We have now replaced the Vivo due to various other circumstances but, from memory, one could remove the internal rear wall-lining panel (couple of screws) and the shroud at the roof of the freezer compartment and then carefully allow the cooling unit to pivot down (avoiding tension on the heating wire that’d move it from its normal position). The melt-water would normally drain down to the bottom left (as you view it) where it passes through a transparent, flexible, “shotgun” plastic tube about 3″-4″ long that is pushed on to the plastic and just projects through a hole in the rear wall where I suppose the water is guided down to the evaporator tray on top of the compressor.

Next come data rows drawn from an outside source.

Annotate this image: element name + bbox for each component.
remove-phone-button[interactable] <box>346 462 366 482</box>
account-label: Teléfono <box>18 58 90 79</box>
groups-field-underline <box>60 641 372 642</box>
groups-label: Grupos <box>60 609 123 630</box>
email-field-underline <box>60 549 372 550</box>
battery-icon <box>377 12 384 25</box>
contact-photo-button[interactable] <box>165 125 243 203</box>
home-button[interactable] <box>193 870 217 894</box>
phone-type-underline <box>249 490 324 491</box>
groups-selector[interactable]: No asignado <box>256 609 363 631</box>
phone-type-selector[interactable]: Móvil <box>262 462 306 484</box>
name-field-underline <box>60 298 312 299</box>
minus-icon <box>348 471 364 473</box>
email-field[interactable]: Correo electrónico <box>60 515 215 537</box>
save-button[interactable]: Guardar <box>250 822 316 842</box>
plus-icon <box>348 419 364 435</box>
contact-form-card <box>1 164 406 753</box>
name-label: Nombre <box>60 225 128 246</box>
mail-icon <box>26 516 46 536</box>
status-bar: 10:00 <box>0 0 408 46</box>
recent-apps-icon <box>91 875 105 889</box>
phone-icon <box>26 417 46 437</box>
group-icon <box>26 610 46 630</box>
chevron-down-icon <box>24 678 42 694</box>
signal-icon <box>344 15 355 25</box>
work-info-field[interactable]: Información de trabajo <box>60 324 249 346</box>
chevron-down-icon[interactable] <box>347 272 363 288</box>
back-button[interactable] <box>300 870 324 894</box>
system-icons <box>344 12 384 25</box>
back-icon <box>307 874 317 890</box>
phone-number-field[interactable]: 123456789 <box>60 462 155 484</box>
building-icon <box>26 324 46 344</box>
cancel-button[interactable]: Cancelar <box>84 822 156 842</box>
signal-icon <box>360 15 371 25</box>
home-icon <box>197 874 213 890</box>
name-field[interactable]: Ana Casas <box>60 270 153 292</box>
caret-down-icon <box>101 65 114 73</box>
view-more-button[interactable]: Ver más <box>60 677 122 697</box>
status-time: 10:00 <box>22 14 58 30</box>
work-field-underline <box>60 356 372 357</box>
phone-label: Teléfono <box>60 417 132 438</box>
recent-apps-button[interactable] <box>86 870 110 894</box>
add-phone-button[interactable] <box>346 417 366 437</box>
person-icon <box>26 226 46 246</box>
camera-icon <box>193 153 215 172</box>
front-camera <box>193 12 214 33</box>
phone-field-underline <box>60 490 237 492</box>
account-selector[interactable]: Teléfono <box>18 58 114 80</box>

The lower, smaller barrel of the shotgun carries a small loop of the heating wire that should defrost the tube but which appears to be insufficient on occasion. Once you have ice remaining after a defrost it seems to act as a seed for growing a bigger lump of ice and it eventually becomes a permanent plug. When melt-water can no longer escape via the shotgun tube it simply overflows the “gutter”, runs down the rear wall behind the vertical shroud and onto the floor where it freezes and builds up. Letting the whole assembly move forward should allow you to push the shotgun tube off the rear and deal with the ice plug. It’s not easy to reach but it’s worth ensuring that the loop of heater wire goes right back into the tube as far as possible.
I found the thin sheet of plastic which forms the rear wall-lining to be a pig to refit accurately. It’s all a bit of a fiddle and I imagine that a professional could do it in a trice with confidence whereas we don’t know what liberties we can safely take and what we can get away with. If you’re lucky an expert may reply in this thread and make the task easier for you – but I hope you can follow my amateur, stumbling explanation.
As I say, we no longer have the Vivo and the small saving in running costs from having a modern, energy-efficient FF is, we have found, nowhere near sufficient compensation for having vastly reduced utility and interior space. We found nothing affordable to touch it. Good luck with resuming normal operation.